Он заморгал, глядя на меня. На минуту мне показалось, что я зашла слишком далеко, и меня охватило сильное сожаление. Кто я такая, чтобы так резко говорить с этим евреем о его вере – в тот самый момент, когда у него на руках остывающие тела всей его семьи? Прерывистое дыхание Саула становилось все тяжелее и быстрее, но затем он коротко кивнул, повернул голову в сторону полей и прикрыл глаза.
Вереница слов на неизвестном мне языке сорвалась с его губ. Однако в тот момент традиции не имели значения – глубина его потери сгладила все наши различия. Мы не были евреем и католичкой, мы даже не были мужчиной и женщиной – мы были просто двумя человеческими существами, скорбящими из-за бесчеловечного поступка.
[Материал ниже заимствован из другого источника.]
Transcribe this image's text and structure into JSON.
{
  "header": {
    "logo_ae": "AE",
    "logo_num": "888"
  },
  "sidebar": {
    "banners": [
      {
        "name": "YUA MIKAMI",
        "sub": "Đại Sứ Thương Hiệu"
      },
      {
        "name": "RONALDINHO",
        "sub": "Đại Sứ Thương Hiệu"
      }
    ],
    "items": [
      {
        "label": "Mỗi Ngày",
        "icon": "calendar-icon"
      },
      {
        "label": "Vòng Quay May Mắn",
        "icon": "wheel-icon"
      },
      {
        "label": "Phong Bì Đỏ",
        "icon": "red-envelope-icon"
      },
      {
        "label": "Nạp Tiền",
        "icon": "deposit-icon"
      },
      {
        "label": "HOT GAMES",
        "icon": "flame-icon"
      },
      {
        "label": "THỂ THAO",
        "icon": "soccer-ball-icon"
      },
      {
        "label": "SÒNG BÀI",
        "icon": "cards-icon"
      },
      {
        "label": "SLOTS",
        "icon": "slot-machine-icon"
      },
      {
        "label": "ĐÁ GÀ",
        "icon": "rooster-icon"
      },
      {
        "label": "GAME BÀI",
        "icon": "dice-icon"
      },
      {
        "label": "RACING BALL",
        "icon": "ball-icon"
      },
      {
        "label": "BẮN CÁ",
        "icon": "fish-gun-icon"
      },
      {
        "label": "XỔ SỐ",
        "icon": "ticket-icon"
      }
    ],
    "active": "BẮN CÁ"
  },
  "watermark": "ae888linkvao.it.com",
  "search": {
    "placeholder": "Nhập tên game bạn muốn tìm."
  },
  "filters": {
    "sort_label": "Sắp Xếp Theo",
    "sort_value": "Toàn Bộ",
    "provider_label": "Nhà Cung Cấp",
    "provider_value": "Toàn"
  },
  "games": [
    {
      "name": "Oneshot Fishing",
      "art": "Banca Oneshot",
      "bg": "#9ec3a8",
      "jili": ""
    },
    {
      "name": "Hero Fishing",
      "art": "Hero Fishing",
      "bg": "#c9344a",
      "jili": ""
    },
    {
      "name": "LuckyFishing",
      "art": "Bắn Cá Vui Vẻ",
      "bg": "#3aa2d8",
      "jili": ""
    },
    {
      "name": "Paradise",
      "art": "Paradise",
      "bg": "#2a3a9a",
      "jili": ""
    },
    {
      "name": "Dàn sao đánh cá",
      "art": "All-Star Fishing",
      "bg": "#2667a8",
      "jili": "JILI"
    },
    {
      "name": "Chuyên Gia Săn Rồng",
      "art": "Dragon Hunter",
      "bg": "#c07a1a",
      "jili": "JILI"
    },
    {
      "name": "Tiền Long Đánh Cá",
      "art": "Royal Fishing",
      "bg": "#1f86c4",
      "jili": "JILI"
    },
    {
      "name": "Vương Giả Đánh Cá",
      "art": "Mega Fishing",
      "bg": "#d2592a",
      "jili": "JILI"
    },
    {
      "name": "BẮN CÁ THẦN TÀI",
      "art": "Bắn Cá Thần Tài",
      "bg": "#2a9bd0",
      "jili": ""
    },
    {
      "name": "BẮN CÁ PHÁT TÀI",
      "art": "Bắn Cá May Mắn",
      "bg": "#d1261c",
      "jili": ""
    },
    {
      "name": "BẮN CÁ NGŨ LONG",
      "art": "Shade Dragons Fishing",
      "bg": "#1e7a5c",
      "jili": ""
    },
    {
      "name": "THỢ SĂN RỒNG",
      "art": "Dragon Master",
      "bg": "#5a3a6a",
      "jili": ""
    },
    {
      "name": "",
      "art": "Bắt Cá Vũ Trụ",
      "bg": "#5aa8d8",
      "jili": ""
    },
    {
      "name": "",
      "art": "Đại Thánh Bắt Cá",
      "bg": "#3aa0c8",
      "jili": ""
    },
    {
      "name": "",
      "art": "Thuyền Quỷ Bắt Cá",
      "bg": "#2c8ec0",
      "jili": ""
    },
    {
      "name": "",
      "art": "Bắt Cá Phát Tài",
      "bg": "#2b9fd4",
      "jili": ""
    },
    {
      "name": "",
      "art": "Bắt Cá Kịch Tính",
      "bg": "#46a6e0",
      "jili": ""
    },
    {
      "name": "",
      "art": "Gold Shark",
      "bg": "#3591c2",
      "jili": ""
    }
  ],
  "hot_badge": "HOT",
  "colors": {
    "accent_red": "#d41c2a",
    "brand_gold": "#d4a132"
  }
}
Я крепко зажмурилась, чтобы не видеть лицо ребенка, лежащего рядом, и склонила голову, пока мы с Саулом вместе молились.
* * *
Томаш был очень спокоен, когда вернулся, неся два полных ведра с припасами и одежду для Саула. Он высыпал припасы на землю, затем наполнил ведра водой у ближайшего колодца. Пока я сидела на некотором расстоянии, оставив их наедине, мой замечательный Томаш вместе с Саулом омыл тела и помог Саулу помыться и одеться.
Саул настаивал на том, чтобы самому вырыть могилу, но он был слишком слаб, и в конце концов ему пришлось принять помощь. Он двигался с видимым трудом, пока совершенно не обессилел, и тогда Томаш заменил его: работал яростно, пока друг не отдохнул и не был готов продолжить. Не было времени заботиться о глубине и аккуратности. Они просто стремились дать Еве и малышке Тикве достойное место для упокоения.
Первой Саул отнес в могилу свою жену. Он был почти спокоен, когда осторожно опустил ее в землю и нежно заговорил с ней, поцеловал в лоб. Спокойствие покинуло его, когда Томаш передал ему тело малышки. Саул снова начал причитать, громко и безутешно. Он положил ребенка Еве на грудь, затем осторожно обвил руками жены крошечное тельце их дочери. В самую последнюю минуту Саул снова наклонился и снял с ноги Тиквы маленькую кожаную туфельку. Наблюдая, с каким трудом этот человек отрывается от семьи, которую оставляет в земле, я понимала, как отчаянно ему хочется остаться с ними.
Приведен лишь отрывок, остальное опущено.